Then it started to rain again, and the plants and trees really needed it. Mitchie had brought the latest c’t special about photography, which is quite good and interesting this time. So I read a lot and tried darktable, which can do a lot more than both my Olympus Viewer 3 (on Windows) and RawTherapee (on Linux) combined. It has a bit of a learning curve tho, so it’s too early for judgements. Here’s a first result of just playing around with it for a few minutes:

7df_8242004-after-rain

What’s also really interesting in that c’t special magazine is an article about using telescopes, so I read a lot about that as well. Even Stephen Hawking has one now, years after he wrote his brief history of time. A report about his telescope, by the proud Chinese makers, is here if you’re interested.

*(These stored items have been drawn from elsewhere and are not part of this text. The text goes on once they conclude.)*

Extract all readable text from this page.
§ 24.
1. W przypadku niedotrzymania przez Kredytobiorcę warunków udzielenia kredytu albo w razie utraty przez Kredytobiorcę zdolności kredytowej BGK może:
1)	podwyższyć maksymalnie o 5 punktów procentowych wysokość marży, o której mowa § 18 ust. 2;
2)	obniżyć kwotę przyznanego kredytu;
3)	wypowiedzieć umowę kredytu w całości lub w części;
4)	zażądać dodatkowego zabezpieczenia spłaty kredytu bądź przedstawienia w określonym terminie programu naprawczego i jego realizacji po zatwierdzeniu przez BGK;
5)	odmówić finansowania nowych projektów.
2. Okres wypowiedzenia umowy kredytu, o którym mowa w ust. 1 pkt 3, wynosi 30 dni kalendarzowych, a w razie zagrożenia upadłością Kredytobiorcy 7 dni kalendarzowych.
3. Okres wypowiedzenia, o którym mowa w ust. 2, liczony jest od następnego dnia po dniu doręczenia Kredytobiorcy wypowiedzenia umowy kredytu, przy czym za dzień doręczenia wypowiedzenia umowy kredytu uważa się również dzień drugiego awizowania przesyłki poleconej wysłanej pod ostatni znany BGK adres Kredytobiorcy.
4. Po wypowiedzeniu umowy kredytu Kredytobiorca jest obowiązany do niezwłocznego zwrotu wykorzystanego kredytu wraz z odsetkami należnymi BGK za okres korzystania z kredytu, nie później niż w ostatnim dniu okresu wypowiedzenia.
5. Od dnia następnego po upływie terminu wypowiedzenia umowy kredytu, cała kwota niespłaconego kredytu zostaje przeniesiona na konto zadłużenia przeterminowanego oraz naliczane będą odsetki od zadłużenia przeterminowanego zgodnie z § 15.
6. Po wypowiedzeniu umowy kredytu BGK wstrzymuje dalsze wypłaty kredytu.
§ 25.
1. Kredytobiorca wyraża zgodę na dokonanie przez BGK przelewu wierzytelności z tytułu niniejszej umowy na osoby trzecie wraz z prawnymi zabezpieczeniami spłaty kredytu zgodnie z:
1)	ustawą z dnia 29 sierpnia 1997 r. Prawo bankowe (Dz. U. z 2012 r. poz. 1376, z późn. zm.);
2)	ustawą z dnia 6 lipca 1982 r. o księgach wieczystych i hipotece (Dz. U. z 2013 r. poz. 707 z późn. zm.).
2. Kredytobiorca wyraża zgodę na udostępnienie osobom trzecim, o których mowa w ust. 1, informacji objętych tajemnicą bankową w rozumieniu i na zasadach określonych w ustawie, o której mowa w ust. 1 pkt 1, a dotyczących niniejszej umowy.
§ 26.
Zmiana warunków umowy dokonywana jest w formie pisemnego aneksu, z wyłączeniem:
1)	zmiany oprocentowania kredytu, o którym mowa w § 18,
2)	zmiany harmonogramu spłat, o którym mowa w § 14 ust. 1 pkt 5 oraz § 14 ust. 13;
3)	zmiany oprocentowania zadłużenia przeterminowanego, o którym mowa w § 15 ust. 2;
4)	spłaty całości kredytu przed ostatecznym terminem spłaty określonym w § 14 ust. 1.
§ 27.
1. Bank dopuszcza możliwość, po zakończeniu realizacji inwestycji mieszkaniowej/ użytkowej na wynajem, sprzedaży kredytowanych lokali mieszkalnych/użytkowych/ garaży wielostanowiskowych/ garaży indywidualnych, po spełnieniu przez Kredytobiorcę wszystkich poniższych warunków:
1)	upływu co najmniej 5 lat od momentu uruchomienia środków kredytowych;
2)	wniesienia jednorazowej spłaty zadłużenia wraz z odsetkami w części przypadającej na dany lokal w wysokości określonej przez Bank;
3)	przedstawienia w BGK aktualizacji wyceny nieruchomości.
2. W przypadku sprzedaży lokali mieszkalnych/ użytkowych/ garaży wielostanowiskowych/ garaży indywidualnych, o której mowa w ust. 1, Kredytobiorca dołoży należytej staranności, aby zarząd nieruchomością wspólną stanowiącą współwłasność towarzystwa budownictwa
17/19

And in case you’re interested is star photography, you can come up to speed and learn most of what you’d have to know if you look at three episodes from Forrest Tanaka, on youtube:

Part 1 (about which scope you’d like to have),
Part 2 (about the mount, which is even more important), and
Part 3 (about how to help your telescope with tracking those stars)

This is all explained so that you can even understand it, so it’s really recommended stuff for star gazers (and probably for people who are waiting for Patrick Stewart to turn up, and to talk about having the first contact soon). 😉 Oh, and by the way: Forrest Tanaka has a nice Flickr stream as well. He seems to be good in everything he does, not only when lecturing about how to choose and use telescopes.

He’s at least certainly better than me. I just took a photo of Arcturus, using my 40-150mm lens at the longest setting. The photo and the explanation in Stellarium look like this:

7df_8262014-arcturus

Screenshot_from_2015-08-26_21:18:36-Arcturus_in_Stellarium

Anyway, Arcturus is a red giant, about 36 light years away, and roughly 25 times the diameter of our sun (and much brighter than it as well). And it’s even older than our complete solar system. Interesting to read, at least for trekkies like me.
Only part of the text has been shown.